最後に、ご存じのない方に説明すると「ミュージカル刀剣乱舞 にっかり青江単騎出陣」という公演は2021年春と秋、2022年春と秋、計4回に分けた公演期間を設けた作品であり、随所随所でコロナ禍や自然災害の影響により公演が中止等になった作品です。また、舞台演劇(とくに2.5系に分類されるジャンル)においては珍しくかなり多くの地方を巡って公演を行った作品でもあります。

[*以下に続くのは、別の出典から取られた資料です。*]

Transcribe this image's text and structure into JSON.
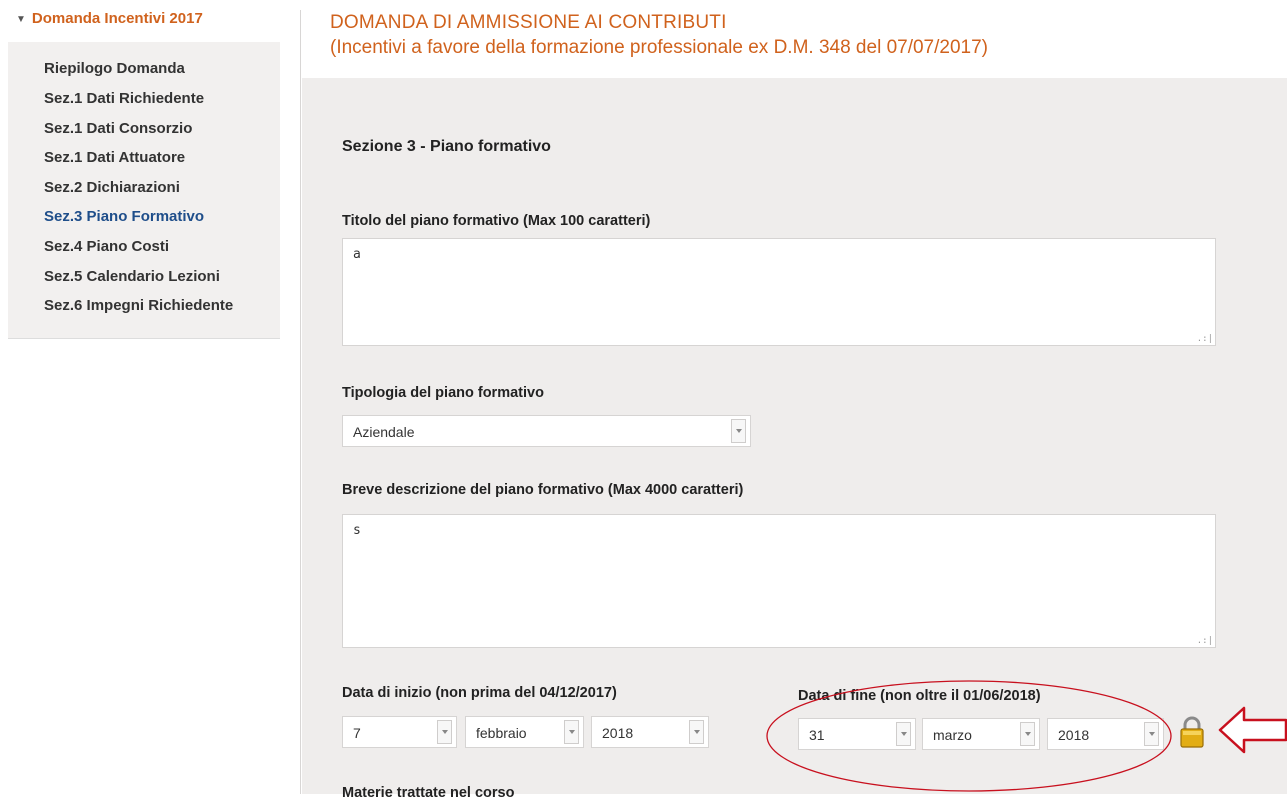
{
  "sidebar": {
    "title": "Domanda Incentivi 2017",
    "items": [
      {
        "label": "Riepilogo Domanda",
        "active": false
      },
      {
        "label": "Sez.1 Dati Richiedente",
        "active": false
      },
      {
        "label": "Sez.1 Dati Consorzio",
        "active": false
      },
      {
        "label": "Sez.1 Dati Attuatore",
        "active": false
      },
      {
        "label": "Sez.2 Dichiarazioni",
        "active": false
      },
      {
        "label": "Sez.3 Piano Formativo",
        "active": true
      },
      {
        "label": "Sez.4 Piano Costi",
        "active": false
      },
      {
        "label": "Sez.5 Calendario Lezioni",
        "active": false
      },
      {
        "label": "Sez.6 Impegni Richiedente",
        "active": false
      }
    ]
  },
  "header": {
    "title": "DOMANDA DI AMMISSIONE AI CONTRIBUTI",
    "subtitle": "(Incentivi a favore della formazione professionale ex D.M. 348 del 07/07/2017)"
  },
  "form": {
    "section_title": "Sezione 3 - Piano formativo",
    "titolo": {
      "label": "Titolo del piano formativo (Max 100 caratteri)",
      "value": "a"
    },
    "tipologia": {
      "label": "Tipologia del piano formativo",
      "value": "Aziendale"
    },
    "descrizione": {
      "label": "Breve descrizione del piano formativo (Max 4000 caratteri)",
      "value": "s"
    },
    "data_inizio": {
      "label": "Data di inizio (non prima del 04/12/2017)",
      "day": "7",
      "month": "febbraio",
      "year": "2018"
    },
    "data_fine": {
      "label": "Data di fine (non oltre il 01/06/2018)",
      "day": "31",
      "month": "marzo",
      "year": "2018"
    },
    "materie": {
      "label": "Materie trattate nel corso"
    }
  },
  "colors": {
    "accent": "#d0621d",
    "active_link": "#1f4e8a",
    "annotation": "#c8101e"
  },
  "icons": {
    "lock": "lock-icon",
    "arrow": "left-arrow-annotation-icon",
    "select_arrow": "chevron-down-icon"
  }
}
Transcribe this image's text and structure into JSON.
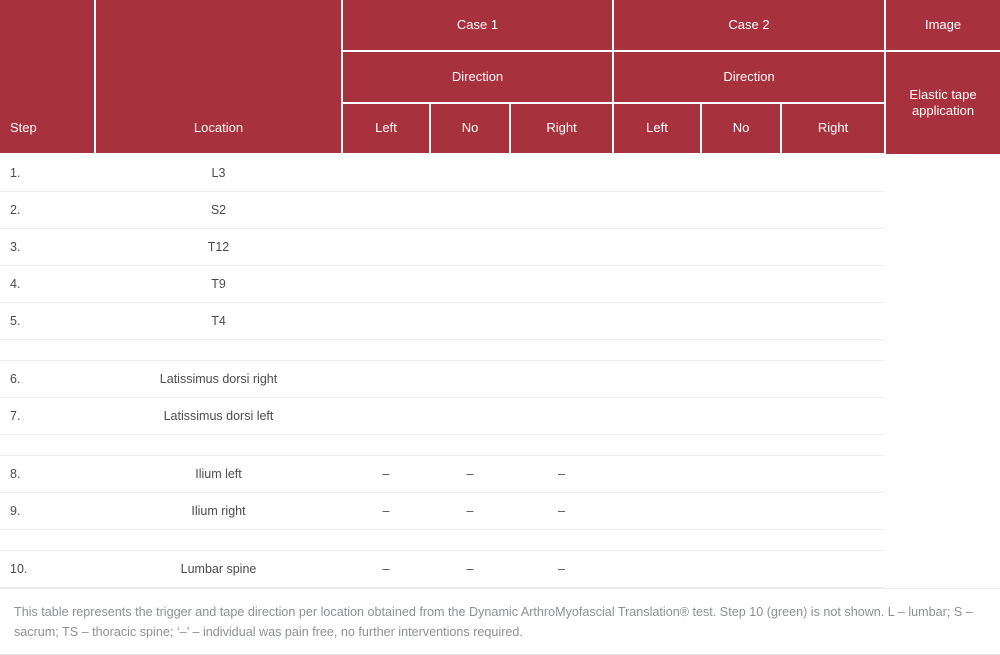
{
  "theme": {
    "header_bg": "#a8313e",
    "header_text": "#ffffff",
    "body_text": "#4c4c4c",
    "row_line": "#eceded",
    "footnote_text": "#8d9093"
  },
  "header": {
    "group_blank_1": "",
    "group_blank_2": "",
    "case_1": "Case 1",
    "case_2": "Case 2",
    "image": "Image",
    "direction_1": "Direction",
    "direction_2": "Direction",
    "elastic_tape": "Elastic tape application",
    "step": "Step",
    "location": "Location",
    "case1_left": "Left",
    "case1_no": "No",
    "case1_right": "Right",
    "case2_left": "Left",
    "case2_no": "No",
    "case2_right": "Right"
  },
  "rows": [
    {
      "step": "1.",
      "location": "L3",
      "c1l": "",
      "c1n": "",
      "c1r": "",
      "c2l": "",
      "c2n": "",
      "c2r": ""
    },
    {
      "step": "2.",
      "location": "S2",
      "c1l": "",
      "c1n": "",
      "c1r": "",
      "c2l": "",
      "c2n": "",
      "c2r": ""
    },
    {
      "step": "3.",
      "location": "T12",
      "c1l": "",
      "c1n": "",
      "c1r": "",
      "c2l": "",
      "c2n": "",
      "c2r": ""
    },
    {
      "step": "4.",
      "location": "T9",
      "c1l": "",
      "c1n": "",
      "c1r": "",
      "c2l": "",
      "c2n": "",
      "c2r": ""
    },
    {
      "step": "5.",
      "location": "T4",
      "c1l": "",
      "c1n": "",
      "c1r": "",
      "c2l": "",
      "c2n": "",
      "c2r": ""
    },
    {
      "step": "6.",
      "location": "Latissimus dorsi right",
      "c1l": "",
      "c1n": "",
      "c1r": "",
      "c2l": "",
      "c2n": "",
      "c2r": ""
    },
    {
      "step": "7.",
      "location": "Latissimus dorsi left",
      "c1l": "",
      "c1n": "",
      "c1r": "",
      "c2l": "",
      "c2n": "",
      "c2r": ""
    },
    {
      "step": "8.",
      "location": "Ilium left",
      "c1l": "–",
      "c1n": "–",
      "c1r": "–",
      "c2l": "",
      "c2n": "",
      "c2r": ""
    },
    {
      "step": "9.",
      "location": "Ilium right",
      "c1l": "–",
      "c1n": "–",
      "c1r": "–",
      "c2l": "",
      "c2n": "",
      "c2r": ""
    },
    {
      "step": "10.",
      "location": "Lumbar spine",
      "c1l": "–",
      "c1n": "–",
      "c1r": "–",
      "c2l": "",
      "c2n": "",
      "c2r": ""
    }
  ],
  "footnote": {
    "text": "This table represents the trigger and tape direction per location obtained from the Dynamic ArthroMyofascial Translation® test. Step 10 (green) is not shown. L – lumbar; S – sacrum; TS – thoracic spine; ‘–’ – individual was pain free, no further interventions required."
  }
}
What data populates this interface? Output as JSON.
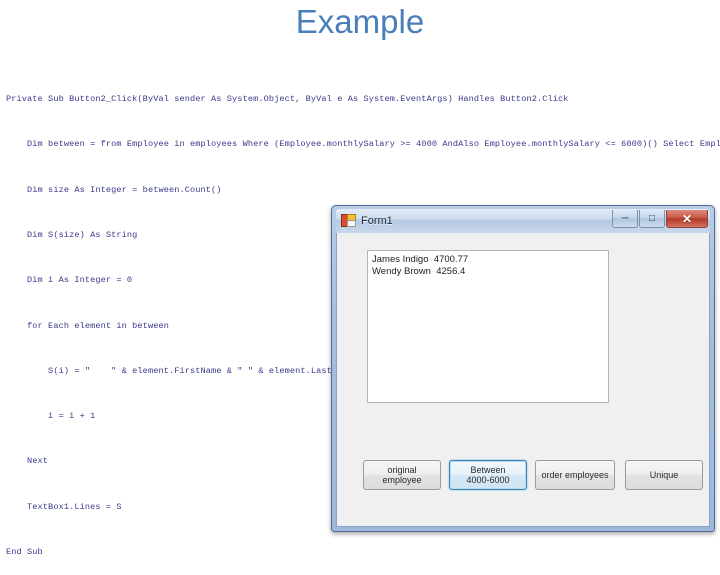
{
  "slide": {
    "title": "Example",
    "title_color": "#4a7ebb"
  },
  "code": {
    "language": "vb-net",
    "lines": [
      "Private Sub Button2_Click(ByVal sender As System.Object, ByVal e As System.EventArgs) Handles Button2.Click",
      "    Dim between = from Employee in employees Where (Employee.monthlySalary >= 4000 AndAlso Employee.monthlySalary <= 6000)() Select Employee",
      "    Dim size As Integer = between.Count()",
      "    Dim S(size) As String",
      "    Dim i As Integer = 0",
      "    for Each element in between",
      "        S(i) = \"    \" & element.FirstName & \" \" & element.LastName & \"    \" & element.monthlySalary",
      "        i = i + 1",
      "    Next",
      "    TextBox1.Lines = S",
      "End Sub"
    ]
  },
  "form_window": {
    "title": "Form1",
    "icon": "vb-form-icon",
    "controls": {
      "minimize_label": "─",
      "maximize_label": "□",
      "close_label": "✕"
    },
    "textbox": {
      "name": "TextBox1",
      "value": "James Indigo  4700.77\nWendy Brown  4256.4",
      "placeholder": ""
    },
    "buttons": [
      {
        "id": "original-employee",
        "label": "original\nemployee",
        "focused": false
      },
      {
        "id": "between-4000-6000",
        "label": "Between\n4000-6000",
        "focused": true
      },
      {
        "id": "order-employees",
        "label": "order employees",
        "focused": false
      },
      {
        "id": "unique",
        "label": "Unique",
        "focused": false
      }
    ]
  }
}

作品の中で描かれるのが修行の旅であり公演自体いろんな地域へ行くこともあってか、コロナ禍でなかなか旅行もままならない状況下の中にっかり青江とともに旅をしている気持ちで楽しんでほしいと、公式がInstagramで各地域の公演の様子を音声で少しだけ流してくれる企画してくれたのが印象的でした。→

『にっかり青江単騎出陣』を観ました。 

おかげで、すべての公演を観ることができたわけではないですが、Instagramの企画は毎公演追って楽しめましたし、計4回の公演期間が始まるごとに「今、にっかりさんの旅はどのあたりだろうか…」と思いを馳せる機会が持てて、(コロナ禍で疲弊していた分)個人的にはすごく助かったしありがたかったです。
円盤が届いたことでこの長い長い旅も本当の意味で終わったんだな、という思いもありつつ、けれど、円盤が届いたことで繰り返し繰り返し観て旅の追体験ができるようになったわけでもあるので、また、にっかりさんの旅を追いたくなったら円盤を再生しようと思います。